Tressel was asked his thoughts on the pressure Smith is under.
"Here's a guy that's won 131 games as a head football coach," he said. "There's not that many people in the world who have done that. He's in a very difficult conference, and it's a battle. The teams that he plays every year that don't roll off his schedule are Michigan and Penn State. He's got a tough task at hand. Wherever he's been, he's been a winner. Sometimes the injury bug hits you, sometimes the ball bounces the wrong way, but no one will ever convince me otherwise other than John L.'s a winner."
- Smith gave an update on wide receiver Matt Trannon, who appeared to have suffered a serious injury against Michigan. However, Smith said that there may even be a chance Trannon could play this week. "I just don't expect him to be able to go this week. After this, it's not anymore than that. And it is a possibility that he could go this week," Smith said. "It's a sprained ankle; he had a tweaked hamstring the week prior, so that's nothing new. We'll have to wait and see."
- Smith feels his team has improved from a preparation standpoint in recent weeks despite the losses, and he feels like quarterback Drew Stanton has been able to keep a level head despite being banged up. "I think his mental outlook has been positive," Smith said. "One thing about Drew, he's going to put it behind him and he's going to get better every day or at least attempt to and try to lead his teammates. You couldn't ask for a better kid than that to have on your football team."
- Tressel was asked about how the first BCS rankings, due out Sunday,
would affect the overall scheme of things. His answer gave a clear
impression that the rankings aren't exactly important. "I just learned that
they're coming out from you," Tressel said. "I didn't even know that the BCS
rankings were coming out this Sunday, so that tells you how much stock I put
"The only thing we've ever discussed about the BCS from the get-go is that the only chance you have to play in the championship game is if you win all of your regular season games. So you better go to work and try to do that and worry about the BCS rankings some other time, so that's the way we've always approached it. "

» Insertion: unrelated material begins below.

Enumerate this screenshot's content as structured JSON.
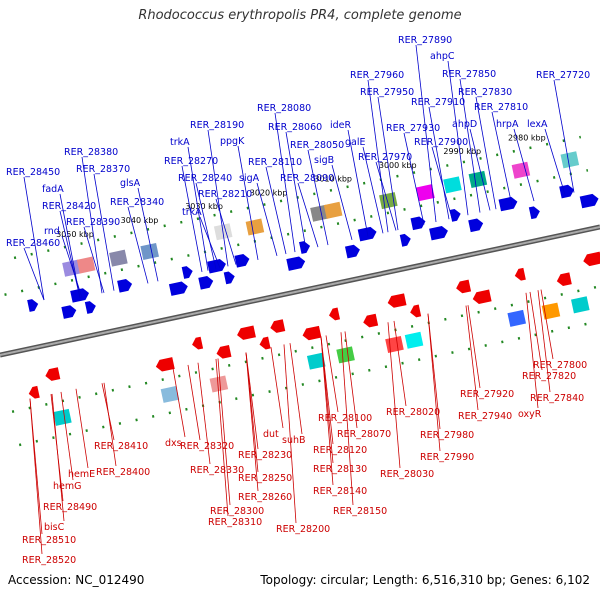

- The 12-game schedule is a popular topic of conversation in the Big Ten teleconference, and Tressel was asked this week if the schedule has had any affect on the amount of injuries seen across the nation. "I'm not so sure that we can prove that," he said. "After six weeks -- let's pretend that our open week that this coming week -- after six weeks, you probably will have played less plays than you typically will have played a year ago in a six-game stretch. I don't know that we could say that we could point a finger at the 12-game schedule for an injury thing. Now I think it would be very healthy to study that at the end of the year and see if there's a higher incidence of this or that. Have there been more injuries, or perhaps have their been less injuries and how can we account for that? Is the fact that the game's a little shorter maybe the reason that we have less injuries? I'm going to be very interested to see how that all plays out."
- Tressel was also asked a miscellaneous question
about the tradition of OSU's Buckeye Leaf helmet stickers. He gave some
insight as to how they are earned and what they mean to the players. "Our Buckeye leaves are primarily earned through your participation on a unit,"
he said. "The guys with the most Buckeye leaves quite honestly are the ones on the special
teams units. You can earn leaves as a member of the offensive unit, you can earn
them as a member of the defensive unit, and you can earn one as an individual if
you happened to have graded a winning performance and played more than 25 plays
in a game. Really most of the awards, you have to win as a part of a unit.
"I think it's something that has been storied here for quite some time. The size of the leaf has changed. The criteria for how you get them has changed over the course of the years many, many different times. I think it's something that our guys take a lot of pride in, and not so much in displaying them on their helmet but in challenging themselves in how many they can accumulate for the year."